The adoption of the Rights Agreement is intended to enable all Spirit stockholders to realize the full potential value of their investment in the company and to protect the interests of the company and its stockholders by reducing the likelihood that any person or group gains control of Spirit through open market accumulation or other tactics (especially in current volatile markets) without paying an appropriate control premium. The Spirit Board of Directors has taken note that in light of the coronavirus and recent market events, the closing price of Spirit’s common stock is 63% below the peak prior to the recent decline. In addition, the Rights Agreement provides the Spirit Board of Directors with time to make informed decisions that are in the best long-term interests of Spirit and its stockholders and does not deter the Spirit Board of Directors from considering any offer that is fair and otherwise in the best interest of Spirit stockholders.
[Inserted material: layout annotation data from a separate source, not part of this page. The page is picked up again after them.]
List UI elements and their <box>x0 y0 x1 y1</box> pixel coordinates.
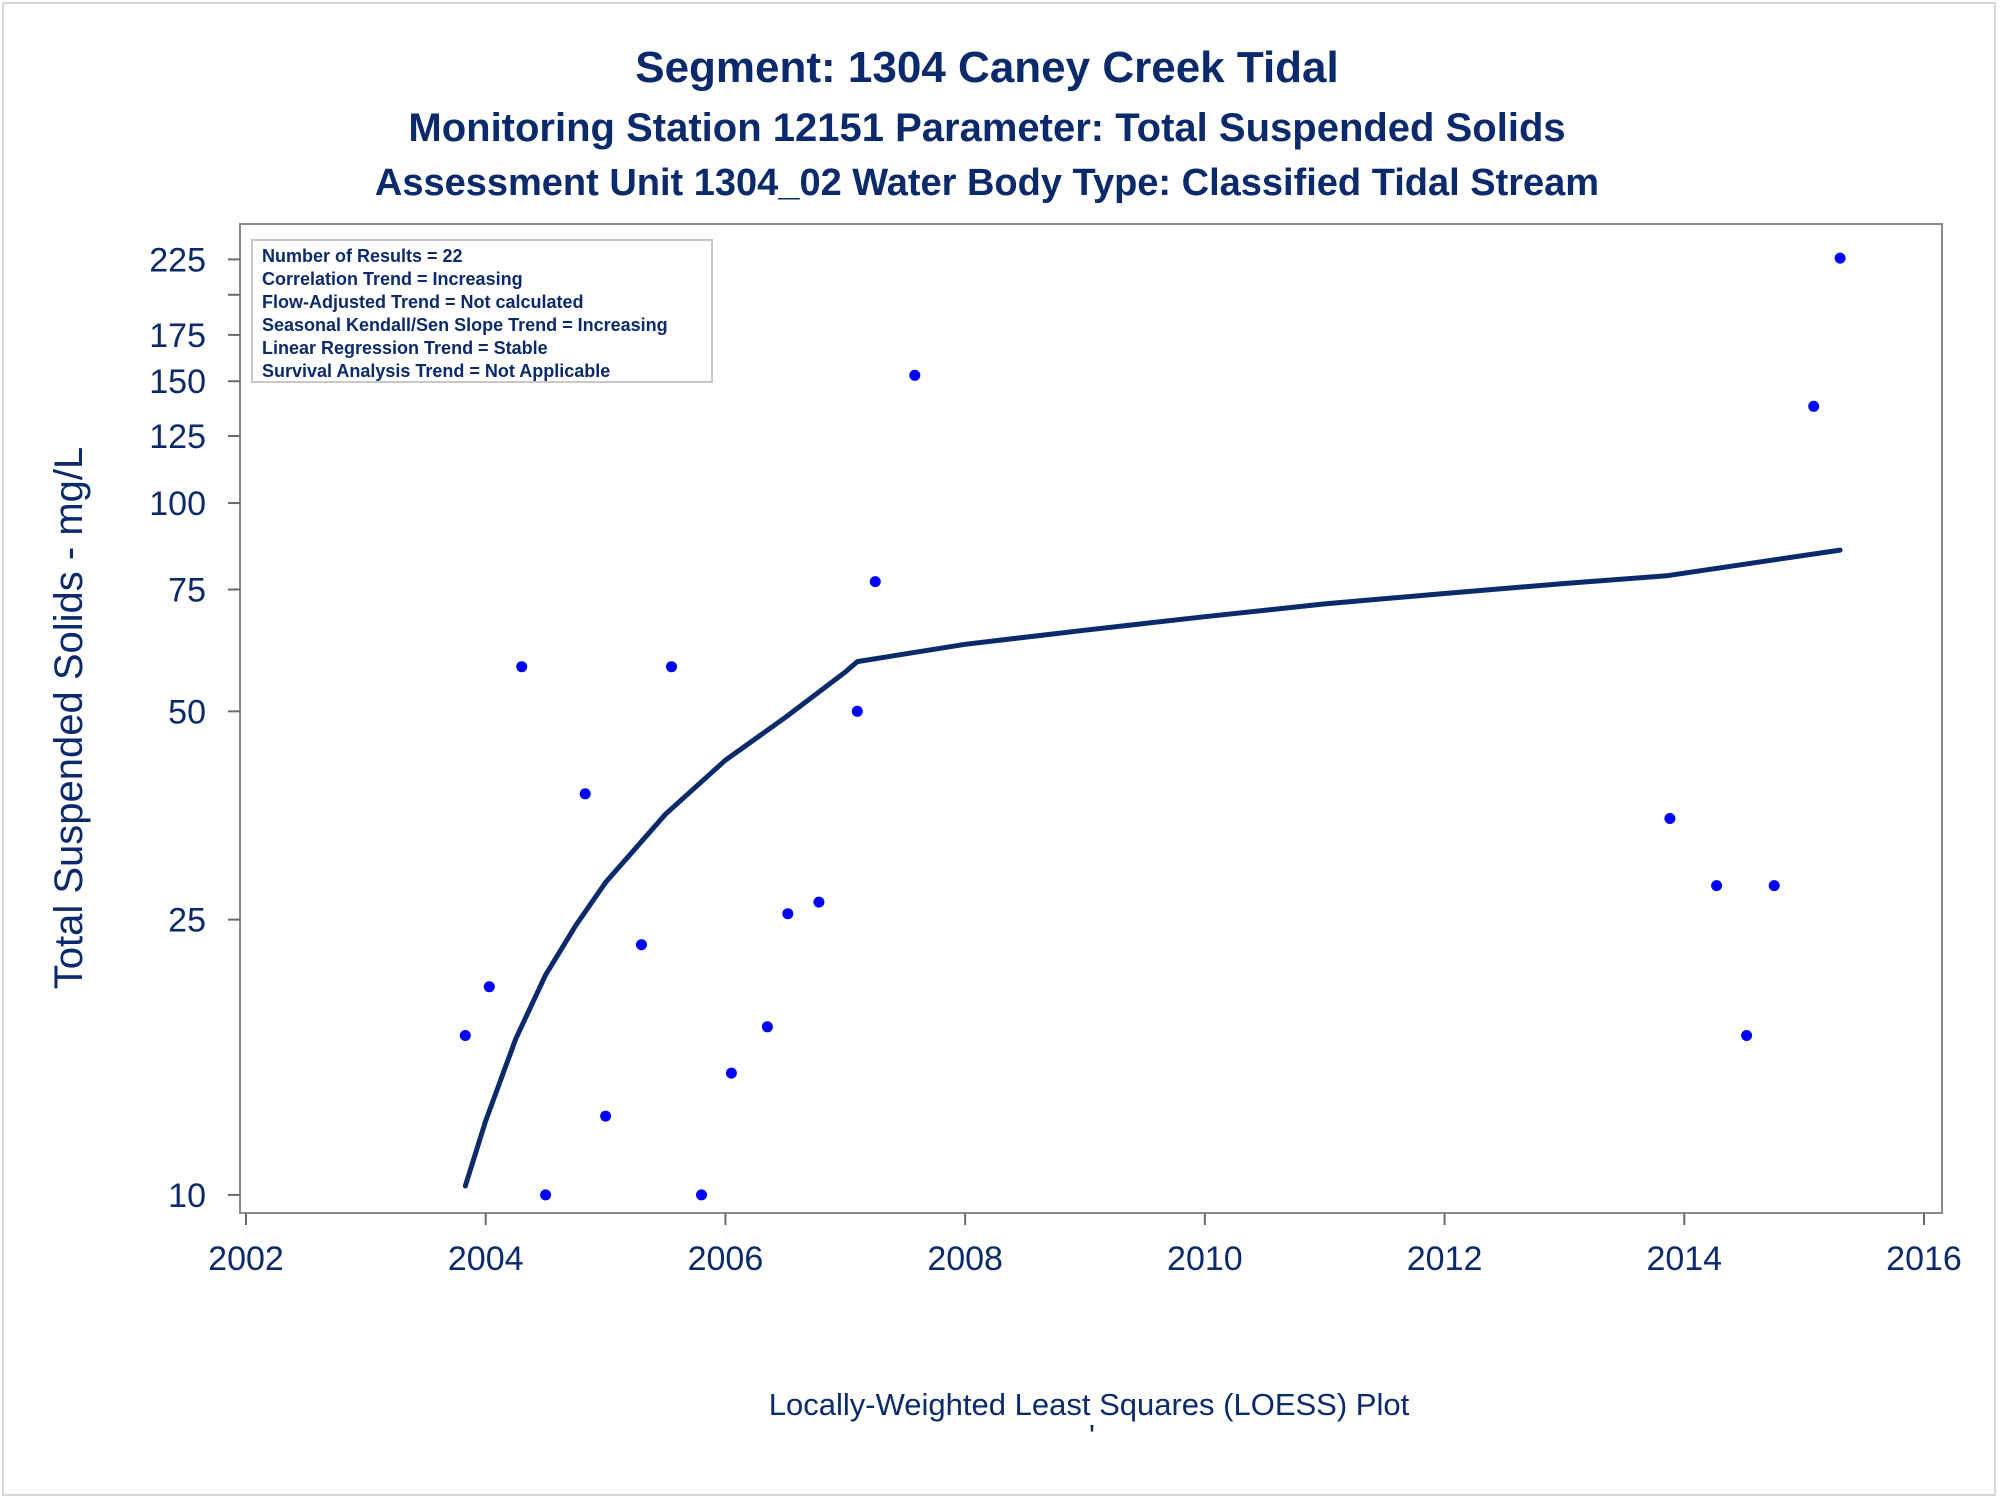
data-point <box>813 896 825 908</box>
x-tick-label: 2008 <box>927 1240 1003 1278</box>
data-point <box>1808 400 1820 412</box>
data-point <box>459 1030 471 1041</box>
x-tick-label: 2016 <box>1886 1240 1962 1278</box>
x-tick-label: 2002 <box>208 1240 284 1278</box>
y-tick-label: 150 <box>149 363 206 401</box>
trend-summary-border <box>251 239 713 383</box>
data-point <box>1711 880 1723 892</box>
data-point <box>600 1110 612 1122</box>
data-point <box>516 661 528 673</box>
y-tick-label: 100 <box>149 485 206 523</box>
y-tick-label: 225 <box>149 241 206 279</box>
y-axis: 10 25 50 75 100 125 150 175 225 <box>149 241 240 1215</box>
data-point <box>696 1189 707 1201</box>
series-layer <box>459 252 1846 1201</box>
data-point <box>782 908 794 920</box>
data-point <box>483 981 495 993</box>
data-point <box>666 661 677 673</box>
data-point <box>1664 813 1676 824</box>
chart-subtitle: Monitoring Station 12151 Parameter: Tota… <box>408 106 1565 150</box>
trend-line: Survival Analysis Trend = Not Applicable <box>262 361 610 381</box>
data-point <box>761 1021 773 1033</box>
trend-line: Linear Regression Trend = Stable <box>262 338 548 358</box>
data-point <box>1834 252 1846 264</box>
y-tick-label: 50 <box>168 693 206 731</box>
loess-trend-line <box>462 547 1843 1189</box>
data-point <box>909 369 921 381</box>
data-point <box>851 705 863 717</box>
x-tick-label: 2004 <box>448 1240 524 1278</box>
data-point <box>725 1067 737 1079</box>
trend-summary-box: Number of Results = 22 Correlation Trend… <box>251 239 713 383</box>
x-tick-label: 2010 <box>1167 1240 1243 1278</box>
y-tick-label: 25 <box>168 902 206 940</box>
data-point <box>579 788 591 800</box>
x-axis: 2002 2004 2006 2008 2010 2012 2014 2016 <box>208 1213 1962 1278</box>
data-point <box>869 576 881 588</box>
x-tick-label: 2006 <box>688 1240 764 1278</box>
plot-area <box>239 223 1943 1214</box>
x-tick-label: 2014 <box>1646 1240 1722 1278</box>
data-point <box>540 1189 552 1201</box>
y-tick-label: 175 <box>149 317 206 355</box>
x-tick-label: 2012 <box>1407 1240 1483 1278</box>
chart-footnote: Locally-Weighted Least Squares (LOESS) P… <box>769 1387 1410 1422</box>
y-axis-title: Total Suspended Solids - mg/L <box>47 447 91 990</box>
data-point <box>636 939 647 951</box>
data-point <box>1768 880 1780 892</box>
y-tick-label: 10 <box>168 1177 206 1215</box>
trend-line: Correlation Trend = Increasing <box>262 269 523 289</box>
y-tick-label: 125 <box>149 418 206 456</box>
trend-line: Flow-Adjusted Trend = Not calculated <box>262 292 584 312</box>
footnote-mark: ' <box>1089 1418 1095 1453</box>
trend-line: Seasonal Kendall/Sen Slope Trend = Incre… <box>262 315 668 335</box>
y-tick-label: 75 <box>168 571 206 609</box>
chart-title: Segment: 1304 Caney Creek Tidal <box>635 43 1339 92</box>
trend-line: Number of Results = 22 <box>262 246 463 266</box>
chart-svg: Segment: 1304 Caney Creek Tidal Monitori… <box>47 43 1962 1453</box>
chart-subtitle-2: Assessment Unit 1304_02 Water Body Type:… <box>375 162 1599 204</box>
data-point <box>1741 1030 1753 1041</box>
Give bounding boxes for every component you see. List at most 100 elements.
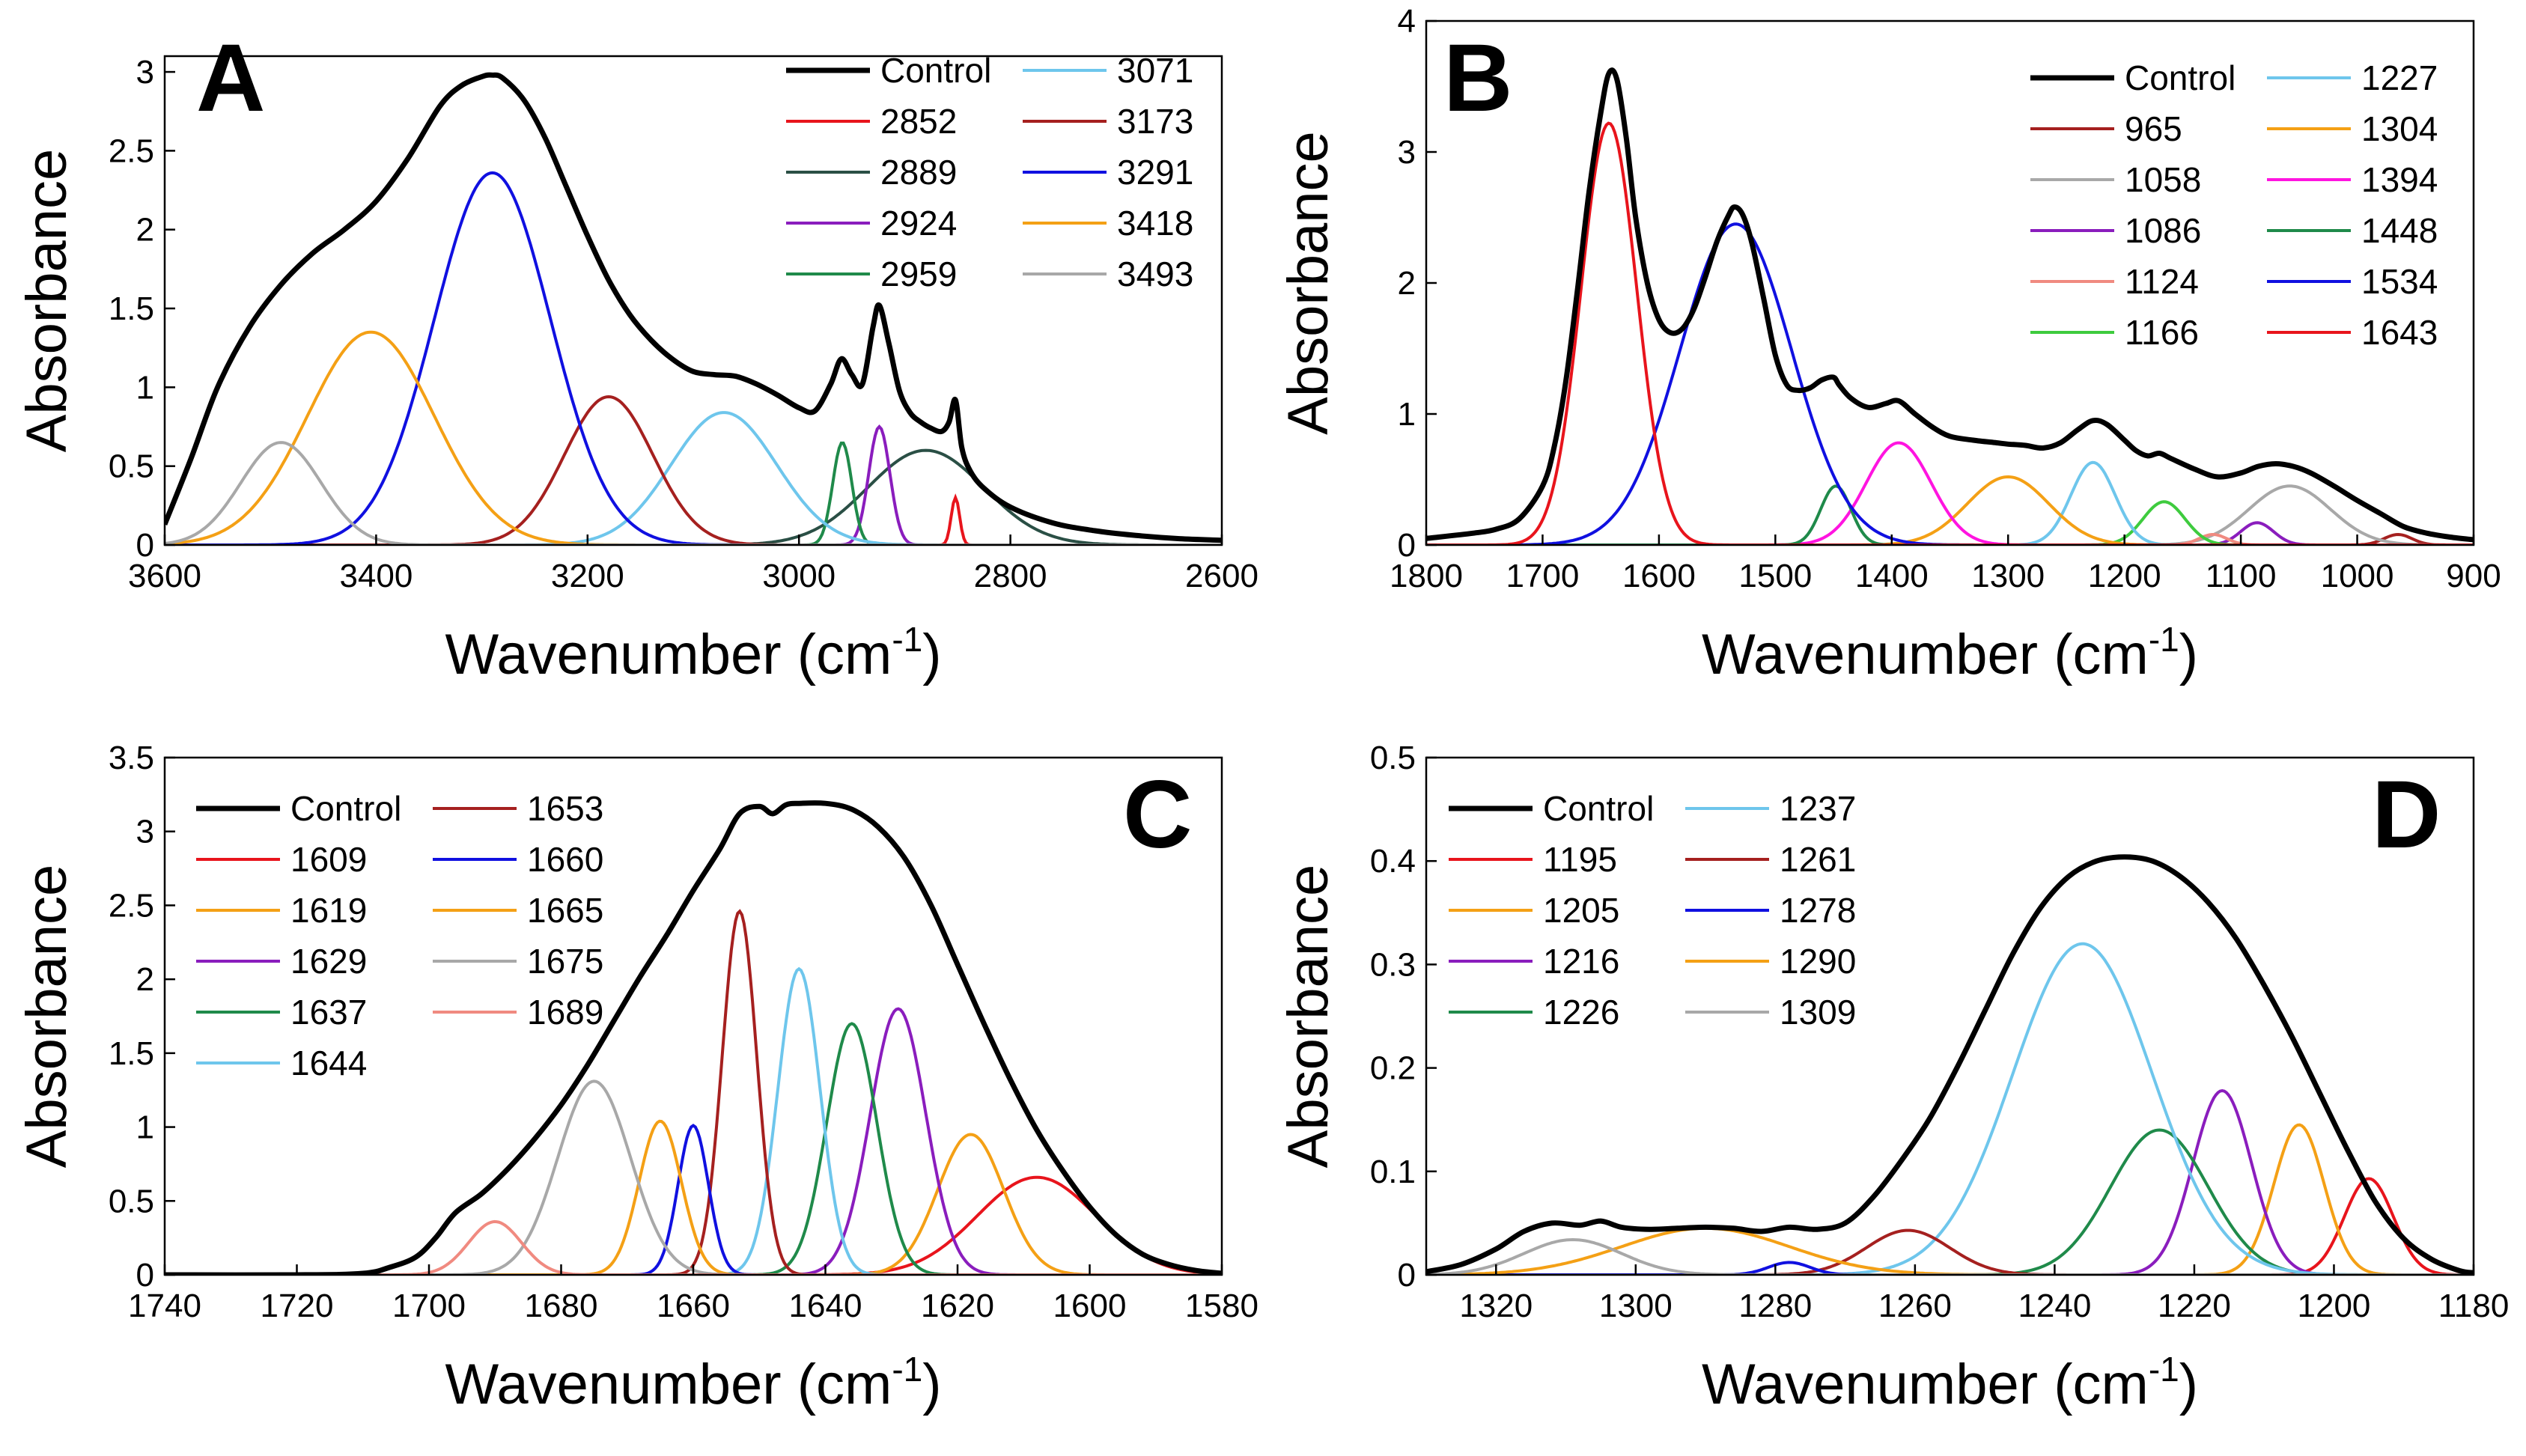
chart-panel-c: 1740 1720 1700 1680 1660 1640 1620 1600 1580 0 0.5… — [15, 740, 1259, 1416]
y-axis-title: Absorbance — [15, 865, 79, 1169]
y-tick-label: 0 — [1398, 1257, 1416, 1294]
legend-label: 1609 — [290, 840, 367, 879]
y-tick-label: 0 — [136, 527, 154, 564]
series-line-1309 — [1426, 1237, 2474, 1275]
legend: Control 965 1058 1086 1124 1166 1227 1304 1394 14… — [2030, 58, 2438, 352]
legend-label: 3418 — [1117, 204, 1193, 243]
legend-label: 1644 — [290, 1044, 367, 1082]
series-line-1058 — [1426, 484, 2474, 545]
x-tick-label: 1660 — [657, 1288, 730, 1324]
control-spectrum-line — [165, 800, 1222, 1275]
legend-label: Control — [880, 51, 991, 90]
chart-panel-d: 1320 1300 1280 1260 1240 1220 1200 1180 0 0.1 0.2 0… — [1276, 740, 2509, 1416]
series-line-1675 — [165, 1079, 1222, 1275]
x-tick-label: 1600 — [1053, 1288, 1127, 1324]
legend: Control 1195 1205 1216 1226 1237 1261 1278 1290 1… — [1449, 789, 1856, 1032]
series-line-1304 — [1426, 475, 2474, 545]
y-tick-label: 2 — [136, 961, 154, 998]
legend-label: 1653 — [527, 789, 603, 828]
x-tick-label: 1600 — [1622, 558, 1696, 594]
x-tick-label: 1280 — [1738, 1288, 1812, 1324]
legend-label: 1086 — [2125, 211, 2201, 250]
legend-label: 1665 — [527, 891, 603, 930]
legend: Control 2852 2889 2924 2959 3071 3173 3291 3418 3… — [786, 51, 1193, 293]
series-line-3173 — [165, 395, 1222, 545]
series-line-1205 — [1426, 1123, 2474, 1275]
y-tick-label: 1 — [1398, 396, 1416, 433]
legend: Control 1609 1619 1629 1637 1644 1653 1660 1665 1… — [196, 789, 603, 1082]
y-tick-label: 2.5 — [109, 132, 154, 169]
legend-label: 1261 — [1780, 840, 1856, 879]
y-tick-label: 3.5 — [109, 740, 154, 776]
legend-label: 1124 — [2125, 262, 2199, 301]
chart-panel-a: 3600 3400 3200 3000 2800 2600 0 0.5 1 1.5 2 2.5 3 Wav… — [15, 25, 1259, 686]
y-tick-label: 3 — [1398, 134, 1416, 171]
legend-label: Control — [1543, 789, 1654, 828]
x-tick-label: 900 — [2446, 558, 2501, 594]
x-tick-label: 2800 — [974, 558, 1047, 594]
x-tick-label: 1640 — [789, 1288, 862, 1324]
legend-label: 1166 — [2125, 313, 2199, 352]
y-tick-label: 2.5 — [109, 887, 154, 924]
x-axis-title: Wavenumber (cm-1) — [445, 1350, 941, 1416]
y-tick-label: 0.3 — [1370, 946, 1416, 983]
series-line-3291 — [165, 171, 1222, 545]
legend-label: 965 — [2125, 109, 2182, 148]
legend-label: 3071 — [1117, 51, 1193, 90]
control-spectrum-line — [1426, 854, 2474, 1275]
y-tick-label: 2 — [136, 212, 154, 249]
y-tick-label: 2 — [1398, 265, 1416, 302]
legend-label: 1237 — [1780, 789, 1856, 828]
panel-letter: D — [2372, 761, 2441, 868]
x-tick-label: 1800 — [1390, 558, 1463, 594]
legend-label: Control — [2125, 58, 2236, 97]
x-tick-label: 1220 — [2158, 1288, 2231, 1324]
x-tick-label: 2600 — [1185, 558, 1259, 594]
x-tick-label: 3400 — [339, 558, 413, 594]
y-tick-label: 1.5 — [109, 1035, 154, 1072]
series-line-1216 — [1426, 1088, 2474, 1275]
x-tick-label: 1240 — [2018, 1288, 2091, 1324]
x-tick-label: 1100 — [2206, 558, 2277, 594]
series-line-1394 — [1426, 441, 2474, 545]
legend-label: 1637 — [290, 993, 367, 1032]
x-tick-label: 1200 — [2298, 1288, 2371, 1324]
series-line-3418 — [165, 330, 1222, 545]
legend-label: 1643 — [2361, 313, 2438, 352]
legend-label: Control — [290, 789, 401, 828]
panel-letter: B — [1443, 25, 1512, 132]
x-tick-label: 1700 — [392, 1288, 466, 1324]
control-spectrum-line — [1426, 67, 2474, 543]
y-tick-label: 0.1 — [1370, 1154, 1416, 1190]
x-tick-label: 1700 — [1506, 558, 1579, 594]
panel-letter: A — [196, 25, 265, 132]
series-line-1609 — [165, 1175, 1222, 1275]
x-tick-label: 3200 — [551, 558, 624, 594]
legend-label: 1689 — [527, 993, 603, 1032]
x-tick-label: 1720 — [261, 1288, 334, 1324]
x-tick-label: 1000 — [2321, 558, 2394, 594]
legend-label: 3291 — [1117, 153, 1193, 192]
legend-label: 1058 — [2125, 160, 2201, 199]
legend-label: 1534 — [2361, 262, 2438, 301]
legend-label: 1195 — [1543, 840, 1617, 879]
legend-label: 1660 — [527, 840, 603, 879]
series-line-1226 — [1426, 1128, 2474, 1275]
axes-frame — [1425, 756, 2475, 1276]
y-tick-label: 0.5 — [109, 448, 154, 485]
y-tick-label: 1 — [136, 369, 154, 406]
y-tick-label: 3 — [136, 814, 154, 850]
legend-label: 1226 — [1543, 993, 1619, 1032]
y-tick-label: 0.5 — [1370, 740, 1416, 776]
legend-label: 1227 — [2361, 58, 2438, 97]
legend-label: 2924 — [880, 204, 957, 243]
x-tick-label: 3600 — [128, 558, 201, 594]
y-axis-title: Absorbance — [1276, 131, 1340, 435]
x-axis-title: Wavenumber (cm-1) — [445, 620, 941, 686]
x-axis-title: Wavenumber (cm-1) — [1702, 1350, 2198, 1416]
legend-label: 2889 — [880, 153, 957, 192]
x-tick-label: 1200 — [2088, 558, 2161, 594]
x-tick-label: 1300 — [1599, 1288, 1673, 1324]
legend-label: 1675 — [527, 942, 603, 981]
Under the Rights Agreement, the rights generally would become exercisable only if a person or group (including a group of persons who are acting in concert with each other) acquires beneficial ownership of 10% or more of Spirit common stock in a transaction not approved by the Spirit Board of Directors. Passive investors in Spirit, meaning such persons holding shares of the common stock of Spirit without a plan or an intent to change or influence the control of Spirit (including Schedule 13G filers), are exempt from the Rights Agreement. In the event the rights under the Rights Agreement become exercisable, each holder of a right (other than the acquiring person or group, whose rights will become void and will not be exercisable) will have the right to purchase, upon payment of the exercise price and in accordance with the terms of the Rights Agreement, a number of shares of Spirit common stock having a market value of twice such price. In addition, if Spirit is acquired in a merger or other business combination after an acquiring person acquires 10% or more of Spirit common stock, each holder of the right would thereafter have the right to purchase, upon payment of the exercise price and in accordance with the terms of the Rights Agreement, a number of shares of common stock of the acquiring person having a market value of twice such price. The acquiring person or group would not be entitled to exercise these rights.

Further details of the Rights Agreement will be contained in a Current Report on Form 8-K and in a Registration Statement on Form 8-A that Spirit will be filing with the Securities and Exchange Commission (SEC). These filings will be available on the SEC’s web site at www.sec.gov. Copies are also available at no charge at the Investor Relations section of Spirit’s corporate website at http://ir.spirit.com.

Davis Polk & Wardwell LLP is serving as legal advisor to Spirit.